ミッドナイトエクスプレス、刑務所内で様々なものの調達をする人や刑務所長や弁護士、などトルコ人はみんないやなヤツという感じに見えました。アメリカ人から見たトルコ人の印象なんだなぁと思いました。私の場合、トルコの印象がとてもいいので、違和感を覚えたのかもしれません。
ラストが確かにあまい感じでしたね。原作は違うんですね。そっちのほうがかっこいいと思うんですが、めんどくさかったんでしょうか(^^;)...

イントゥザワイルドを見てミッドナイトエクスプレスを思い出されたのはそういう理由だったんですね。なるほど。自分から望んでそういう環境に入ったか、望まずしてそういう環境に入ったかの違いはありますけどね。

ミストはおもしろかったという感想とつまらなかったという感想と両方聞きました。原作を買われたということは、axbxcx さんはおもしろいと思われたんですね。ノートブックは、以前、「タイタニックが好き」という話をしたら、ぜひこれを見るべきだ、と勧められて見ました。恋愛ものにあまり反応しなくなっているのは、心が貧しくなっているのかもしれません(^^;)...

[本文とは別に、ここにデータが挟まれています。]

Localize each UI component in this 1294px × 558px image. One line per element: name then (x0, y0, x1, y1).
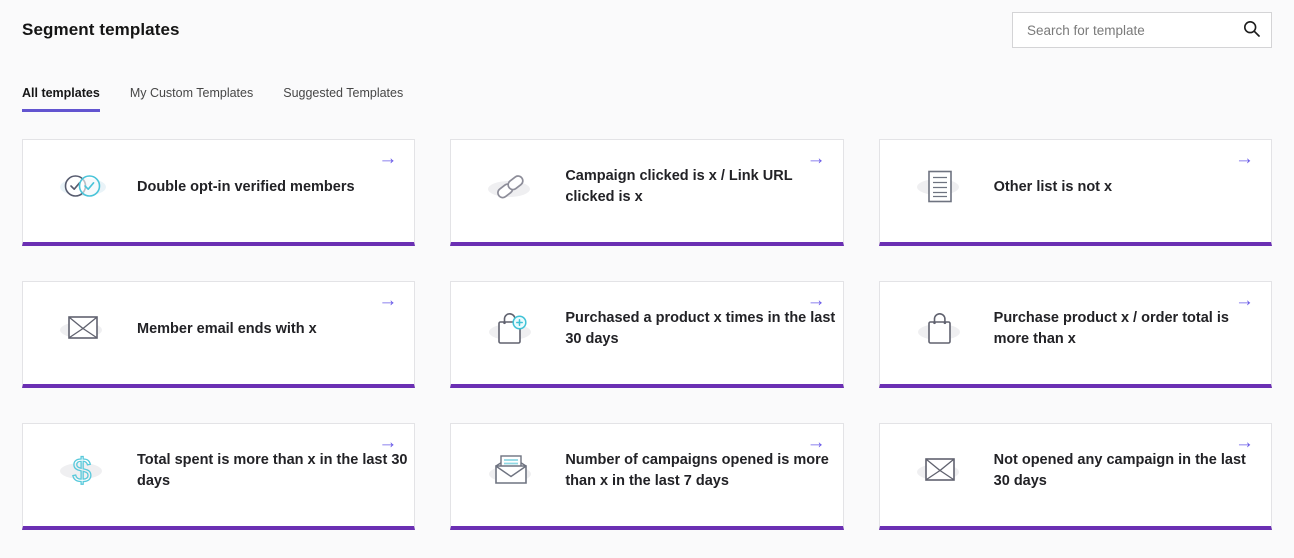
template-card-title: Campaign clicked is x / Link URL clicked… (565, 168, 793, 205)
envelope-open-icon (487, 451, 535, 491)
double-optin-check-icon (59, 167, 107, 207)
template-card-title: Total spent is more than x in the last 3… (137, 452, 408, 489)
template-tabs: All templates My Custom Templates Suggeste… (22, 86, 1272, 112)
shopping-bag-plus-icon (487, 309, 535, 349)
search-input[interactable] (1013, 22, 1231, 38)
template-card-4[interactable]: Member email ends with x → (22, 281, 416, 388)
template-card-9[interactable]: Not opened any campaign in the last 30 d… (878, 423, 1272, 530)
template-card-7[interactable]: $ Total spent is more than x in the last… (22, 423, 416, 530)
arrow-right-icon[interactable]: → (378, 432, 397, 455)
svg-text:$: $ (73, 452, 92, 490)
arrow-right-icon[interactable]: → (807, 290, 826, 313)
template-card-8[interactable]: Number of campaigns opened is more than … (450, 423, 844, 530)
template-card-3[interactable]: Other list is not x → (878, 139, 1272, 246)
template-card-title: Double opt-in verified members (137, 178, 355, 195)
arrow-right-icon[interactable]: → (378, 148, 397, 171)
link-icon (487, 167, 535, 207)
arrow-right-icon[interactable]: → (1235, 432, 1254, 455)
envelope-icon (916, 451, 964, 491)
template-card-title: Other list is not x (993, 178, 1113, 195)
tab-all-templates[interactable]: All templates (22, 86, 100, 112)
template-card-6[interactable]: Purchase product x / order total is more… (878, 281, 1272, 388)
template-search (1012, 12, 1272, 48)
template-card-5[interactable]: Purchased a product x times in the last … (450, 281, 844, 388)
arrow-right-icon[interactable]: → (807, 432, 826, 455)
template-card-title: Member email ends with x (137, 320, 317, 337)
page-header: Segment templates (0, 0, 1294, 48)
envelope-icon (59, 309, 107, 349)
tab-my-custom-templates[interactable]: My Custom Templates (130, 86, 253, 112)
template-card-title: Purchased a product x times in the last … (565, 310, 836, 347)
template-card-title: Number of campaigns opened is more than … (565, 452, 829, 489)
template-card-title: Purchase product x / order total is more… (993, 310, 1229, 347)
arrow-right-icon[interactable]: → (1235, 290, 1254, 313)
template-grid: Double opt-in verified members → Campaig… (22, 139, 1272, 530)
arrow-right-icon[interactable]: → (807, 148, 826, 171)
tab-suggested-templates[interactable]: Suggested Templates (283, 86, 403, 112)
dollar-icon: $ (59, 451, 107, 491)
template-card-title: Not opened any campaign in the last 30 d… (993, 452, 1246, 489)
template-card-2[interactable]: Campaign clicked is x / Link URL clicked… (450, 139, 844, 246)
arrow-right-icon[interactable]: → (1235, 148, 1254, 171)
search-button[interactable] (1231, 13, 1271, 47)
template-card-1[interactable]: Double opt-in verified members → (22, 139, 416, 246)
arrow-right-icon[interactable]: → (378, 290, 397, 313)
shopping-bag-icon (916, 309, 964, 349)
search-icon (1243, 20, 1260, 40)
list-document-icon (916, 167, 964, 207)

投稿: じゃりんこ | 2009.01.14 17:01

おっしゃるとおり「アメリカ人の見たトルコ人の印象」なのは間違いないでしょう。 未開地の探検と同じですから…。 ただ異文化に初めて接した当事者の目で描けばそうならざるを得ないとも思います。

また監督のアラン・パーカーは「ミシシッピ・バーニング」とか「バーディー」を撮った人、また脚本のオリヴァー・ストーンはその後「サルバドル」や「プラトーン」「7月4日に生まれて」、カストロの「コマンダンテ」(未見です)を撮った人ですから、悪気はないはずで、逆に言えばそれが彼ら(メジャーで「社会派」と呼ばれるような映画人)の限界だったのかも知れません。

「ミスト」は典型的なB級映画です。 Stephen Kingはそれが好きなんですから、それでよいと言うか…。 私もストーリーはつまらないと思いますし、突っ込みたくなるとこだらけです。 でも脇役がいいんです。 「ショーシャンク」とか「グリーンマイル」で見た顔なんかが…。

The Notebookは「ラースと、その彼女」がよくて、同じ人が主演していたので借りて来ました。 それと例によって沢木耕太郎が書いていましたから…。 正直、ストーリーは「臭い」と思いましたけれど、主役のライアン・ゴスリングはやっぱりいいですね。 それと身につまされるんです。 背景は極めてリアルですから…。

これからInto the Wild読み始めます。

投稿: axbxcx | 2009.01.14 23:35

axbxcx さん、

確かに悪気はないのでしょうね。麻薬所持というだけで(という気分だったと思います)何年間も刑務所に入れられることになったわけですから、トルコ人がみんな悪者に見えても不思議じゃないとは思えます。

ライアン・ゴスリングってカナダの人なんですね。「ノートブック」での印象がほとんど残っていません(^^;)。「ラースとその彼女」は、どこかの劇場で予告編を見ましたが、この映画を見たら記憶に残ると思います。